Cox has decided to consolidate its Acadiana services into a new 10 million dollar building on Eraste Landry according to a story in this morning's Advertiser.

That's a good sign for Lafayette and gives concrete assurance that Cox intends to stay and compete. As a consolidation it does not, unfortunately, mean new jobs (and may mean the loss of a few--a usual "benefit" of a consolidation move) but putting capital into a new building is a positive sign of Cox's commitment.

Sharp readers will note that the Advertiser's reporter Claire Taylor had to go to Sharon Kleinpeter for quotes on the news--Sharon works out of Baton Rouge and we heard from her very occasionally during the referendum. But until the first of the year we had our own PR contact here in Lafayette.

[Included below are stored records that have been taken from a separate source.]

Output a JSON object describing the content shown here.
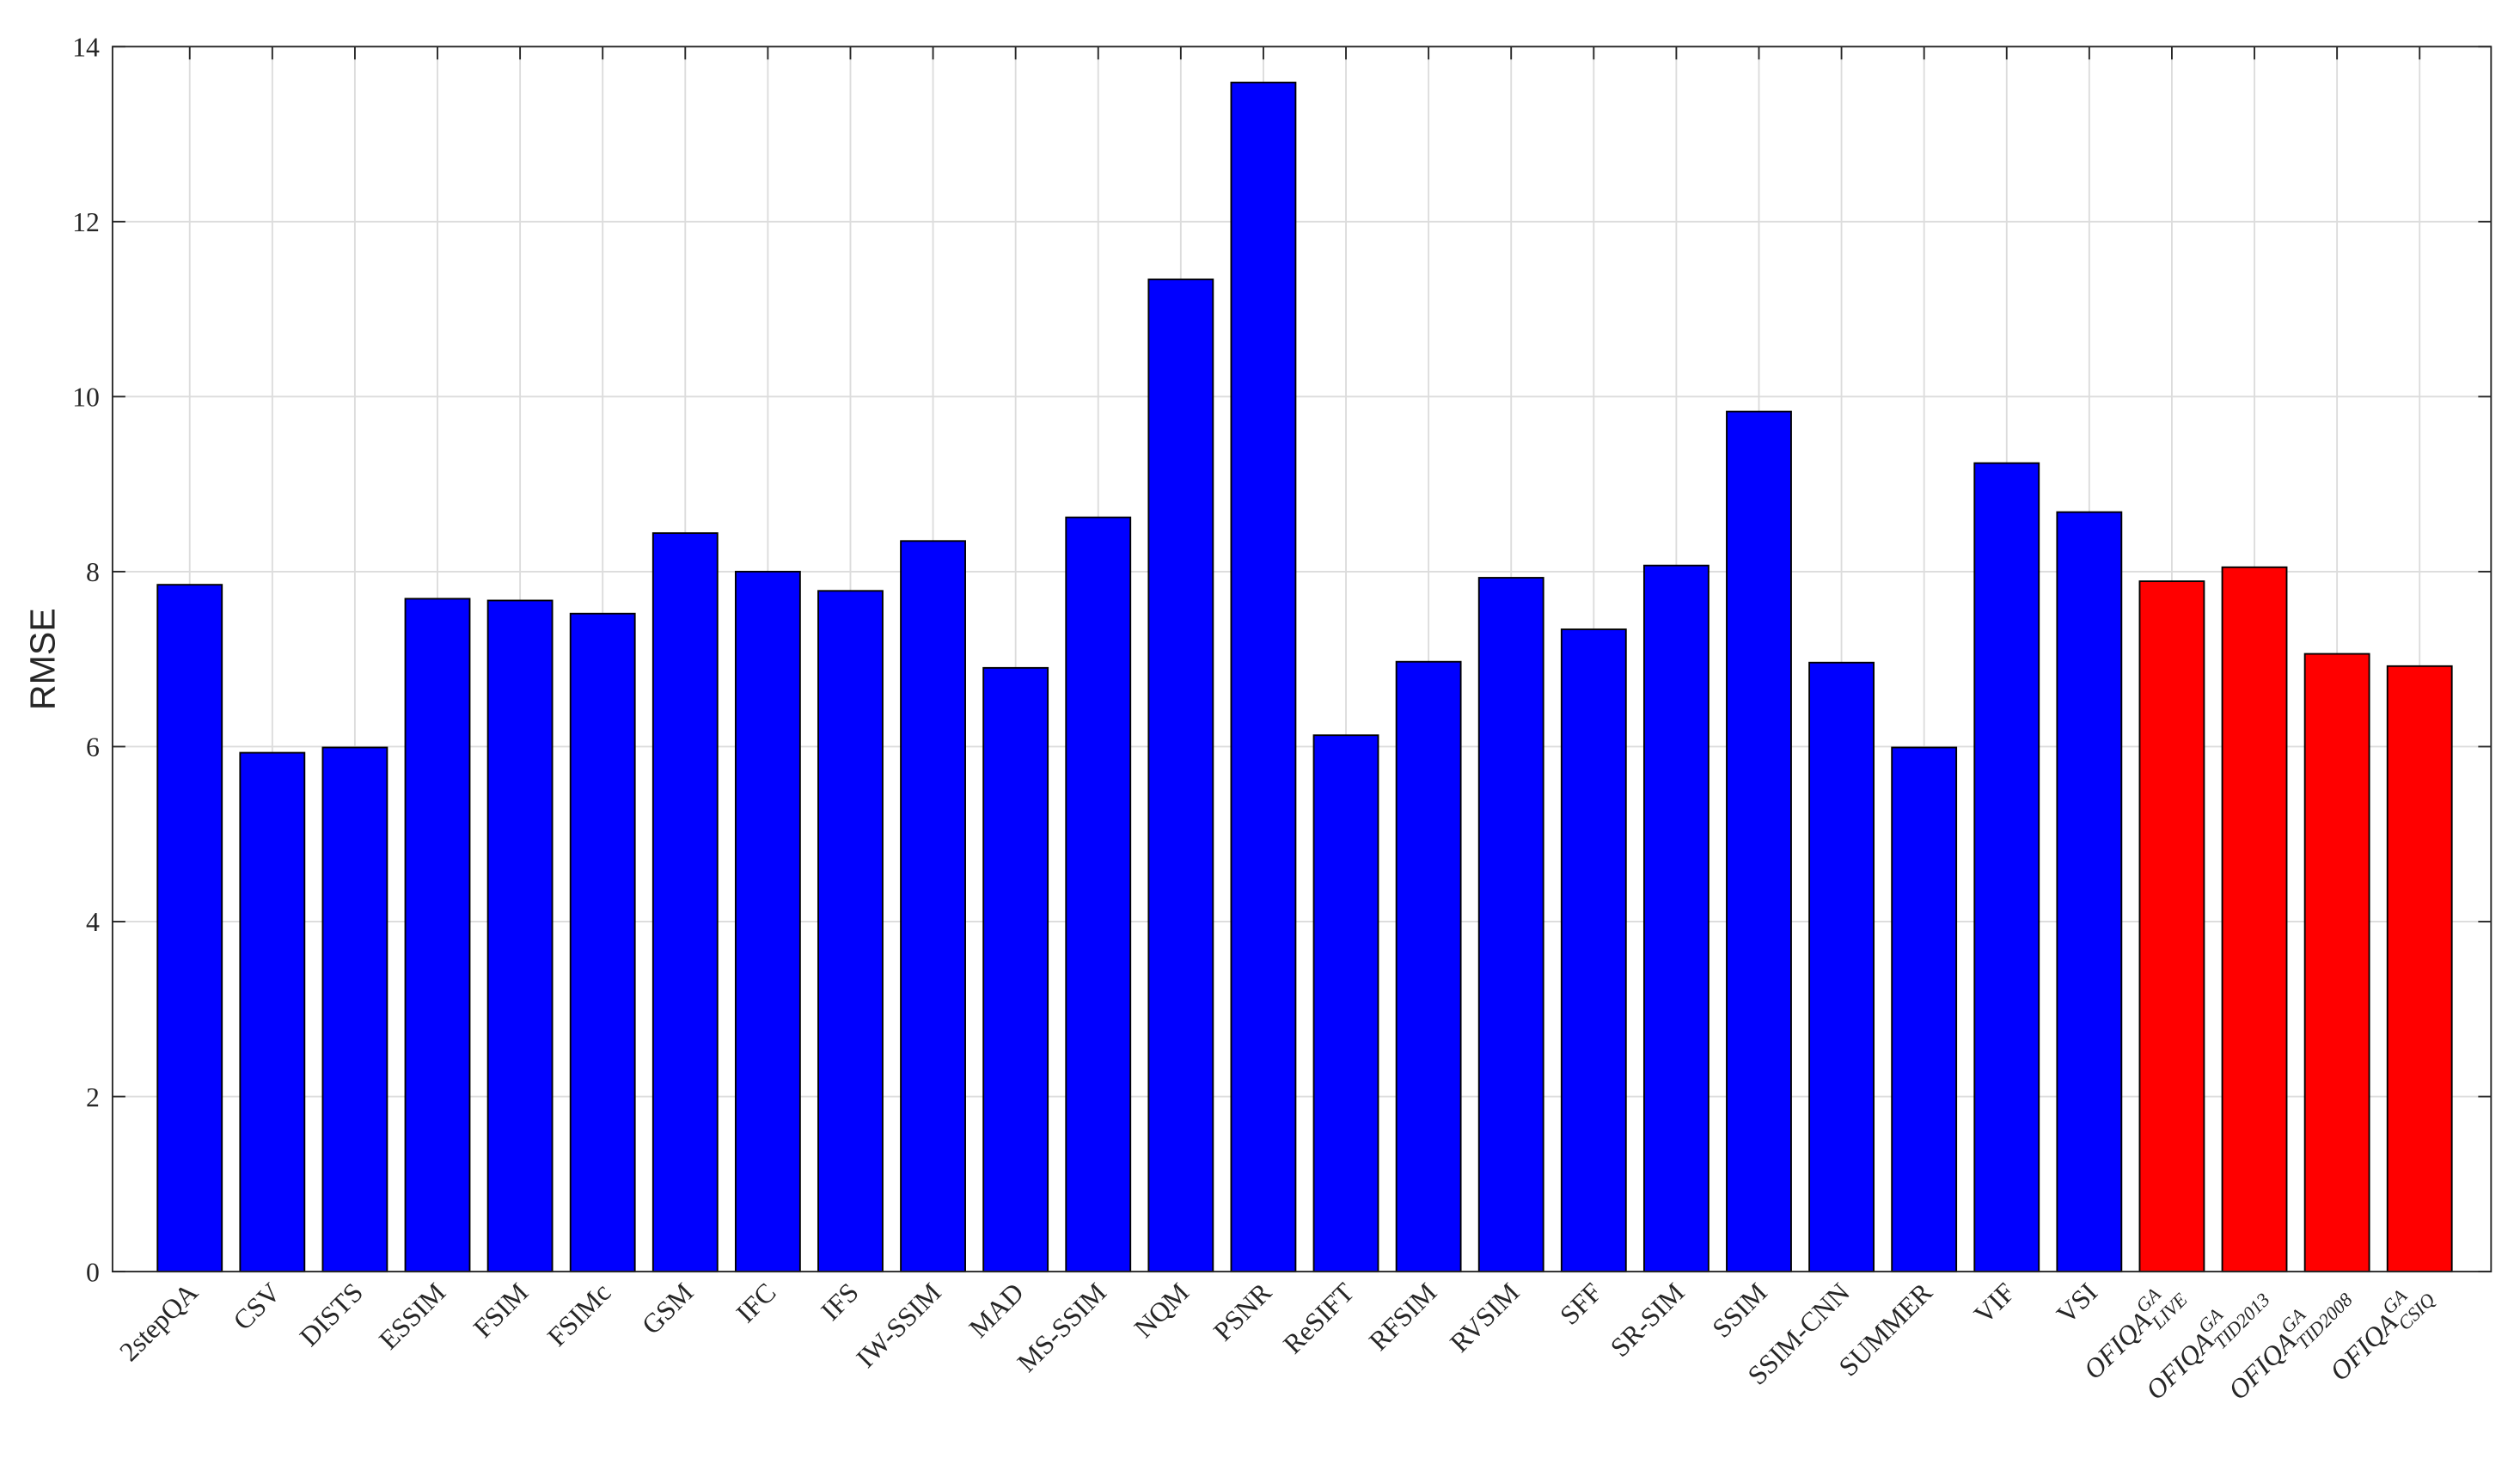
{
  "chart_data": {
    "type": "bar",
    "y_label": "RMSE",
    "categories": [
      "2stepQA",
      "CSV",
      "DISTS",
      "ESSIM",
      "FSIM",
      "FSIMc",
      "GSM",
      "IFC",
      "IFS",
      "IW-SSIM",
      "MAD",
      "MS-SSIM",
      "NQM",
      "PSNR",
      "ReSIFT",
      "RFSIM",
      "RVSIM",
      "SFF",
      "SR-SIM",
      "SSIM",
      "SSIM-CNN",
      "SUMMER",
      "VIF",
      "VSI",
      {
        "base": "OFIQA",
        "sup": "GA",
        "sub": "LIVE"
      },
      {
        "base": "OFIQA",
        "sup": "GA",
        "sub": "TID2013"
      },
      {
        "base": "OFIQA",
        "sup": "GA",
        "sub": "TID2008"
      },
      {
        "base": "OFIQA",
        "sup": "GA",
        "sub": "CSIQ"
      }
    ],
    "values": [
      7.85,
      5.93,
      5.99,
      7.69,
      7.67,
      7.52,
      8.44,
      8.0,
      7.78,
      8.35,
      6.9,
      8.62,
      11.34,
      13.59,
      6.13,
      6.97,
      7.93,
      7.34,
      8.07,
      9.83,
      6.96,
      5.99,
      9.24,
      8.68,
      7.89,
      8.05,
      7.06,
      6.92
    ],
    "colors": [
      "#0000ff",
      "#0000ff",
      "#0000ff",
      "#0000ff",
      "#0000ff",
      "#0000ff",
      "#0000ff",
      "#0000ff",
      "#0000ff",
      "#0000ff",
      "#0000ff",
      "#0000ff",
      "#0000ff",
      "#0000ff",
      "#0000ff",
      "#0000ff",
      "#0000ff",
      "#0000ff",
      "#0000ff",
      "#0000ff",
      "#0000ff",
      "#0000ff",
      "#0000ff",
      "#0000ff",
      "#ff0000",
      "#ff0000",
      "#ff0000",
      "#ff0000"
    ],
    "ylim": [
      0,
      14
    ],
    "yticks": [
      0,
      2,
      4,
      6,
      8,
      10,
      12,
      14
    ],
    "grid": true
  }
}
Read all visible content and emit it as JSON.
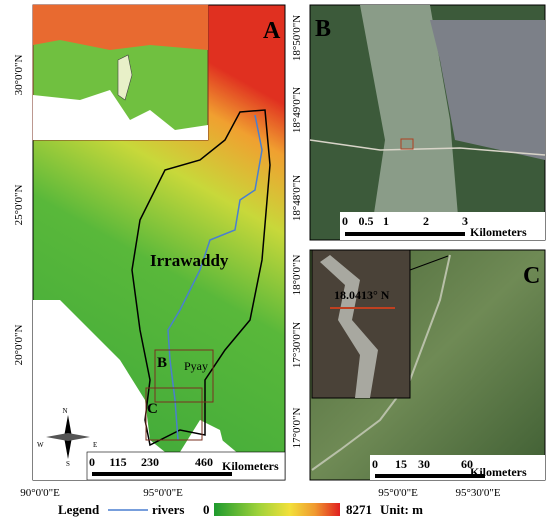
{
  "panel_a": {
    "label": "A",
    "lat_labels": [
      "30°0'0\"N",
      "25°0'0\"N",
      "20°0'0\"N"
    ],
    "basin": "Irrawaddy",
    "site_b": "B",
    "site_c": "C",
    "city": "Pyay",
    "scale": [
      "0",
      "115",
      "230",
      "460"
    ],
    "scale_unit": "Kilometers",
    "compass": [
      "N",
      "S",
      "E",
      "W"
    ]
  },
  "panel_b": {
    "label": "B",
    "lat_labels": [
      "18°50'0\"N",
      "18°49'0\"N",
      "18°48'0\"N"
    ],
    "scale": [
      "0",
      "0.5",
      "1",
      "2",
      "3"
    ],
    "scale_unit": "Kilometers"
  },
  "panel_c": {
    "label": "C",
    "lat_labels": [
      "18°0'0\"N",
      "17°30'0\"N",
      "17°0'0\"N"
    ],
    "inset_label": "18.0413° N",
    "scale": [
      "0",
      "15",
      "30",
      "60"
    ],
    "scale_unit": "Kilometers"
  },
  "lon_labels": [
    "90°0'0\"E",
    "95°0'0\"E",
    "95°0'0\"E",
    "95°30'0\"E"
  ],
  "legend": {
    "title": "Legend",
    "rivers": "rivers",
    "min": "0",
    "max": "8271",
    "unit": "Unit: m"
  }
}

That change is the consequence of Cox absorbing Lafayette into it's Baton Rouge unit. Cox shed a large chunk of its subscriber base, mostly in rural areas, to pay for taking itself private and to upgrade some of the remaining systems. The largest unit put on the block was the former Middle America Division which included Lafayette. Cox decided to keep Lafayette (much to my sorrow) and attached it to the Baton Rouge unit which had been in another division. The story is unclear on how much of the former local administrative staff remains.

The change makes the combined Baton Rouge-Lafayette market a large one: 300,000 subscribers in total stretching from the Florida parishes across the basin to the six parish re Acadiana region for which Lafayette is a hub. An article in the Advocate last Tuesday said that made it Cox's seventh-largest market. Being a smaller part of a larger unit as opposed to the biggest part of a smaller unit is probably a wash for Lafayette. But it introduces special new difficulties for Cox vis-a-vis responding to Lafayette's fiber initiative. It was embarrassing to raise Baton Rouge's rates while leaving Lafayette's unchanged. That will only get much worse as the competitive atmosphere in Lafayette intensifies and Cox is forced to contemplate both actually lowering rates to meet LUS' prices and upgrading its service to meet the challenge of higher broadband speeds. Sharon Kleinpeter might well find it awkward to announce rate hikes in Baton Rouge while announcing rate reductions in Lafayette. Presumably they'll arrange to have those press conferences and "media availability opportunities" on different days.